Face aux réactions suscitées au sein du corps médical par cette disposition, l'Assemblée nationale est opportunément revenue au principe selon lequel les attestations sont transmises exclusivement au patient, à charge pour celui-ci de les remettre au juge de l'application des peines.
Néanmoins, l'Assemblée nationale a réintroduit une périodicité trimestrielle pour cette délivrance, pourtant supprimée par sa commission des lois.
Or, comme l'ont observé les représentants de l'association des secteurs de psychiatrie en milieu pénitentiaire lors de leur rencontre avec votre rapporteure, un traitement, notamment psychothérapeutique, peut être interrompu pendant plusieurs mois afin de permettre une maturation progressive de la nécessité d'un accompagnement psychologique.
Par ailleurs, l'Assemblée nationale a précisé que les expertises sont adressées au médecin traitant à sa demande ou à l'initiative du juge de l'application des peines. Celui-ci peut adresser toute autre pièce utile du dossier. Il est tenu de lui communiquer la décision de condamnation. Cette dernière mesure, en particulier, ne semble ni réaliste, ni vraiment justifiée. Il est fréquent que le juge de l'application des peines ne dispose pas du jugement de condamnation (il en est ainsi chaque fois qu'une personne est incarcérée sur mandat de dépôt dans le cadre d'une comparution immédiate) et, dans le cas contraire, la charge que représentera pour le greffe la copie et la transmission de milliers de pièces judiciaires semble hors de mesure avec l'intérêt de ces documents pour le médecin (voir commentaire de l'article 4 bis ).
Enfin, le projet de loi, non modifié sur ce point par l'Assemblée nationale, prévoit que le juge de l'application des peines peut retirer des réductions de peine ou refuser des réductions de peine supplémentaires et la libération conditionnelle non seulement lorsque la personne condamnée refuse les soins qui lui sont proposés comme tel est actuellement le cas mais aussi lorsque le magistrat est « informé, conformément aux dispositions de l'article 717-1, que le condamné ne suit pas de façon régulière le traitement qui lui a été proposé ». Il est préférable d'en rester sur, ce point aussi, au droit en vigueur.

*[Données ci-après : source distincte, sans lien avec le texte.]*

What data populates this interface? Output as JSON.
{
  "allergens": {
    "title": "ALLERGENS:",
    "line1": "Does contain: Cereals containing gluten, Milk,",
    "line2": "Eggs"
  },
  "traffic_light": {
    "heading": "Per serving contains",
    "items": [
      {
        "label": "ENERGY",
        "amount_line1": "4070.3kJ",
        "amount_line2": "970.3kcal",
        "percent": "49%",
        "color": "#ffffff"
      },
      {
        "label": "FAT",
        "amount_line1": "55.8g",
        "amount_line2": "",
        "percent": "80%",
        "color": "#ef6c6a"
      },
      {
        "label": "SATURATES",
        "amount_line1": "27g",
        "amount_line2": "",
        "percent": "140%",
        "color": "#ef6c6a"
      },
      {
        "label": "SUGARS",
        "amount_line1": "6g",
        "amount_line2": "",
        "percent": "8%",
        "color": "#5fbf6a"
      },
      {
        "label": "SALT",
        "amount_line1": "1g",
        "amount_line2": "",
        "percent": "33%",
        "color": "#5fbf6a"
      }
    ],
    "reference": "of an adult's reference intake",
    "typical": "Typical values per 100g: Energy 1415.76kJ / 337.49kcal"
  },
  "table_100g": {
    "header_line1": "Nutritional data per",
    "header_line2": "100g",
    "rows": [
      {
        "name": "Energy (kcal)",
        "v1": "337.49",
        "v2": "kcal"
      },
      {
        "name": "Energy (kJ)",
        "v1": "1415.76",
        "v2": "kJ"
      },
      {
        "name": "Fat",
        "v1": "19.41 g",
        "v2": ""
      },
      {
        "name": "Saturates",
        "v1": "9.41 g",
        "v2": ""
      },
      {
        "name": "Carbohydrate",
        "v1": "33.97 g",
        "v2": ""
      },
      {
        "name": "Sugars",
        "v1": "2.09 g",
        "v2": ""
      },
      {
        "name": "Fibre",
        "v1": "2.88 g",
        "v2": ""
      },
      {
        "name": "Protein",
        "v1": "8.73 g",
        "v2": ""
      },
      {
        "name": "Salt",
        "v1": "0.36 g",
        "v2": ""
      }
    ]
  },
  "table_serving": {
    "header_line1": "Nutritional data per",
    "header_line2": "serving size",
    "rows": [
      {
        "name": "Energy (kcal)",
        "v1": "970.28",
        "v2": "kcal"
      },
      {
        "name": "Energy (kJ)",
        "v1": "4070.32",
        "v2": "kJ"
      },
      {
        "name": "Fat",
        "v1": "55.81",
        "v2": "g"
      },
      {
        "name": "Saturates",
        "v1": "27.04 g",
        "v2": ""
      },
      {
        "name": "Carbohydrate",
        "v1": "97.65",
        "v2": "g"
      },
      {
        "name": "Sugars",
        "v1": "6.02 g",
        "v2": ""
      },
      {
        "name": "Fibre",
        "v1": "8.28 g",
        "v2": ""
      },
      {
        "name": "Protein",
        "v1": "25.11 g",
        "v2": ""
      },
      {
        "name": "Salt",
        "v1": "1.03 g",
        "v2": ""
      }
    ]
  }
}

Compte tenu de ces observations, votre commission, sur proposition conjointe de sa rapporteure, des membres du groupe socialiste et des membres du groupe CRC, a supprimé l'article 5.
* 39 En effet, l'inobservation par le condamné des obligations résultant du suivi socio-judiciaire est sanctionnée par un emprisonnement dont la durée doit être initialement fixée par la décision de condamnation.
* 40 Dans le milieu ouvert, cette information reste une simple faculté laissée à l'appréciation du médecin traitant sauf lorsque l'interruption du traitement intervient contre son avis ; dans ce cas, le médecin traitant est tenu de signaler sans délai au médecin coordonnateur qui en informe immédiatement « dans le respect des dispositions relatives au secret médical » le juge de l'application des peines (en cas d'indisponibilité du médecin coordonnateur, le médecin traitant peut informer directement le juge de l'application des peines du refus ou de l'interruption du traitement) (article L. 3711-3, premier alinéa, du code de la santé publique).